- Developer: Simon Marlow
- Initial release: May 1, 2002
- Stable release: 2.25.0 / 2 March 2021; 5 years ago
- Written in: Haskell
- Operating system: Cross-platform
- Platform: x86, PowerPC
- Type: Documentation generation
- License: BSD-style license
- Website: http://haskell.org/haddock/
- Repository: github.com/haskell/haddock ;

= Haddock (software) =

Command-line program documentation generator for Haskell

Haddock is a free, portable command-line program documentation generator for Haskell.

==Software==
It is influenced by IDoc, HDoc, and Doxygen. It produces hyperlinked HTML files from annotated Haskell (the documentation is embedded in comments) source files, with additional information extracted from type annotations; it supports only partially generating documentation in SGML. It is often used in conjunction with darcs and Cabal.

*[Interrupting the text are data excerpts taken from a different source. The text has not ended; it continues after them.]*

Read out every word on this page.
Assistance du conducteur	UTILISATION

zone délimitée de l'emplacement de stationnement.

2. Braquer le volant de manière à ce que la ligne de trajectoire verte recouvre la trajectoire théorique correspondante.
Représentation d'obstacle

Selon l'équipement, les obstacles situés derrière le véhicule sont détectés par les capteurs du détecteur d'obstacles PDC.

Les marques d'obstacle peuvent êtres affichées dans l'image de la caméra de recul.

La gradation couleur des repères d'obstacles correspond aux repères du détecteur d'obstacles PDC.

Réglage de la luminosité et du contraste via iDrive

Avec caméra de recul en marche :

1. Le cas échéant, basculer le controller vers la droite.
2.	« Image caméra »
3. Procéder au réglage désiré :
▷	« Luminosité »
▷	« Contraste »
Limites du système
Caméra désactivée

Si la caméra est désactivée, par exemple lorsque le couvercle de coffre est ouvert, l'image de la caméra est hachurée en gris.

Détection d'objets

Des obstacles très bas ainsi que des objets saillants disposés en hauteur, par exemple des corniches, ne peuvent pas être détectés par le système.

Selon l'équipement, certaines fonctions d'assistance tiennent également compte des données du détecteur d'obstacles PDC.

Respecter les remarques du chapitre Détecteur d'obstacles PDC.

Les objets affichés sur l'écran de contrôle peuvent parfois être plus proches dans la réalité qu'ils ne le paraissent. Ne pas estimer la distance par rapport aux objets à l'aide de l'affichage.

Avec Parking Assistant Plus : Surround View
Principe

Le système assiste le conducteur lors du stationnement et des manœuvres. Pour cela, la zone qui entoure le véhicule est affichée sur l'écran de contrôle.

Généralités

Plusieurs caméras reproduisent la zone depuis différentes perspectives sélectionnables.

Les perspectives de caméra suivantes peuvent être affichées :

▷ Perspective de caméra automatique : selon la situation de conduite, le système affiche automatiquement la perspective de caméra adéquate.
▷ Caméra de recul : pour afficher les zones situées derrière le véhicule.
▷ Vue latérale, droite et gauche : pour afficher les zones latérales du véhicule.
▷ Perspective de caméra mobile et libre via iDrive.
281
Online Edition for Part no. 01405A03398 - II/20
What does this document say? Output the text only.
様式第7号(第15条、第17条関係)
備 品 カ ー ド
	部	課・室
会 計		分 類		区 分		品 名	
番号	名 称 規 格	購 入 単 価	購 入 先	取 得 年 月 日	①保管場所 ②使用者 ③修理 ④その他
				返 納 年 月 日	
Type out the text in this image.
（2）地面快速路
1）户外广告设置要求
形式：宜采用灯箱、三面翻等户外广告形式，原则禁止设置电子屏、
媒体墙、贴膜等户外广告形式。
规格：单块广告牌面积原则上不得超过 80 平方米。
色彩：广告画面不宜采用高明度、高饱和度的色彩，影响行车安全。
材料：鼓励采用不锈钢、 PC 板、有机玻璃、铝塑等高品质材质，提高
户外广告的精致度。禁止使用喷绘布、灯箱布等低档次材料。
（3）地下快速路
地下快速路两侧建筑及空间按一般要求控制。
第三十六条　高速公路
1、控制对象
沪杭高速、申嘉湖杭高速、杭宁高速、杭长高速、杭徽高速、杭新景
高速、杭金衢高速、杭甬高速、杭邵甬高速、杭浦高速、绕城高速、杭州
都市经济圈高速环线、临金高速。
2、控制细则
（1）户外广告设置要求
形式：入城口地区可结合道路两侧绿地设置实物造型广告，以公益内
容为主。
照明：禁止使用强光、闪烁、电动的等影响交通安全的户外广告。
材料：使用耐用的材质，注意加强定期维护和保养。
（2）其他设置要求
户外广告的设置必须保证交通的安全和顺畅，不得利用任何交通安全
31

It is dependent on Glasgow Haskell Compiler (GHC), using a modified form of the HsParser (written in Happy) parser for Haskell included in GHC. Its lightweight markup is based on IDoc's. Haddock is contained in the Haskell Platform.

It is used by the GHC, Gtk2Hs and HTk projects, as well as xmonad.

Here is an example of Haddock markup:

 -- | This is the documentation for 'square', which
 -- uses the (*) operator from "Prelude".
 -- It multiplies the @x@ argument against itself.